19 thoughts on “Intrusion: Part 2”

  1. “I’ve been doing my residency…”
    In my understand a residency IS the burocratic act of going to city xxx mayor’s office and state that one live in that place at that address.
    So why tat cause hectic work hours?
    What I’m missing?

        1. At any given moment, about a third of Legion’s readers are outside the United States, so I often wonder what new idea, bit of history or strange word that I’m introducing with no warning or explanation.

          1. Well, I *can be* very pedantic and start to point all the little things that jump to me as weird/unknow but usually don’t take away my story’s enjoyment so I don’t bother wasting a comment to point.

    1. It’s also a program for beginning physicians. A “resident” at a teaching hospital is someone who’s graduated from medical school but who doesn’t yet see patients unsupervised. Residencies start in July, which is why some people advise never going to the hospital in July if it can possibly be avoided. The ones with which I’m familiar last four years, during which residents rotate throughout the various units at the hospital. This is followed by a year-long fellowship, in which new physicians focus on their chosen specialty. Only after that can they practice independently.

      And, yes, residents are expected to work grueling hours, and then are often on call after that.

  2. I’ve occasionally wondered if sneaky supervillains would find it useful to bug all the rooftops in towns…

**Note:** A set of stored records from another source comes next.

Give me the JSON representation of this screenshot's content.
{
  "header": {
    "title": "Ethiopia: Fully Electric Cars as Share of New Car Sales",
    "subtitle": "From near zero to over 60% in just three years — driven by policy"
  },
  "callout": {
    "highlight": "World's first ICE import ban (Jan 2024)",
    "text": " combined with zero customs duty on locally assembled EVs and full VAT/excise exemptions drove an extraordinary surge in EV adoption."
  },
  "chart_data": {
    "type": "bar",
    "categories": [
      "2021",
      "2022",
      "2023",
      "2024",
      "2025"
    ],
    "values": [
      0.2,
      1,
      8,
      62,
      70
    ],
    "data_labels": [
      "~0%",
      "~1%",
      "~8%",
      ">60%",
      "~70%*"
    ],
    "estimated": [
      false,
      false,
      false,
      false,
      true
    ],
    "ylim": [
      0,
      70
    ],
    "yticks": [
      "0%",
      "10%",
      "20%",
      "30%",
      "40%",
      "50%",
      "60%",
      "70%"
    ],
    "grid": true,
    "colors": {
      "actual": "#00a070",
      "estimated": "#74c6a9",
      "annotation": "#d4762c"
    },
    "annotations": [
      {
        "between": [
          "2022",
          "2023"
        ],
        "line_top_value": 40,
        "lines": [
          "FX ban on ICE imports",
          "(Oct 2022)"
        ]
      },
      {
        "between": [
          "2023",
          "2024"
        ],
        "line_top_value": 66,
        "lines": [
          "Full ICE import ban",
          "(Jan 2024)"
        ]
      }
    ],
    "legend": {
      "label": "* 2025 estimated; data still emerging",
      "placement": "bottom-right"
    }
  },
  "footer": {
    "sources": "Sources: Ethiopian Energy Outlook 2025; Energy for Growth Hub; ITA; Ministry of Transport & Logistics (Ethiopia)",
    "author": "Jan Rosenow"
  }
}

    Meta: Yes, I’ve voted. [grin]


    “It seems like I’ve seen the two of you on TV fighting beside either lately.” – ‘either’ should be ‘each other’?

    “The gravel on the flat roof in combination blocky, metal HVAC equipment” – is the word ‘with’ missing?

    1. Thanks for noticing the typos. I think they’re fixed now.

      It would be funny if a supervillain bugged all the roofs in town. With as many superhero conversations taking place on roofs, it would blow open everybody’s secret plans and identities. On the other hand, in a city of one million people or even a few hundred thousand or more, there are so many roofs…

        1. Supervillains don’t care about your privacy. They put cameras in public restrooms. If you wear that suit under your civilian clothes, you might have to start walking funny until you can get home.

          1. “Some men aren’t looking for anything logical, like money. They can’t be bought, bullied, reasoned, or negotiated with. Some men just want to watch the world poop.”

  3. “was going change form”
    Needs a “to” after “going” I think. I mentioned to my wife that I hadn’t known about leaving off the trailing quote mentioned on Monday’s post, she just said “Well, yeah!”

    1. I didn’t know about it until I took a creative writing class in college (and not because this was part of a lecture). I learned it because I did it wrong and the prof told me that I had. Bearing in mind that I often read 10-15 books a month in middle school and high school, I had plenty of time to notice that before then, but somehow never did.

  4. I was the same. I suspect a majority of your readers have read so many books that we’ve internalized most of the rules for the English language without even knowing that we’re applying them. Then the occasional one slips past us like that quote mark, or an Oxford comma.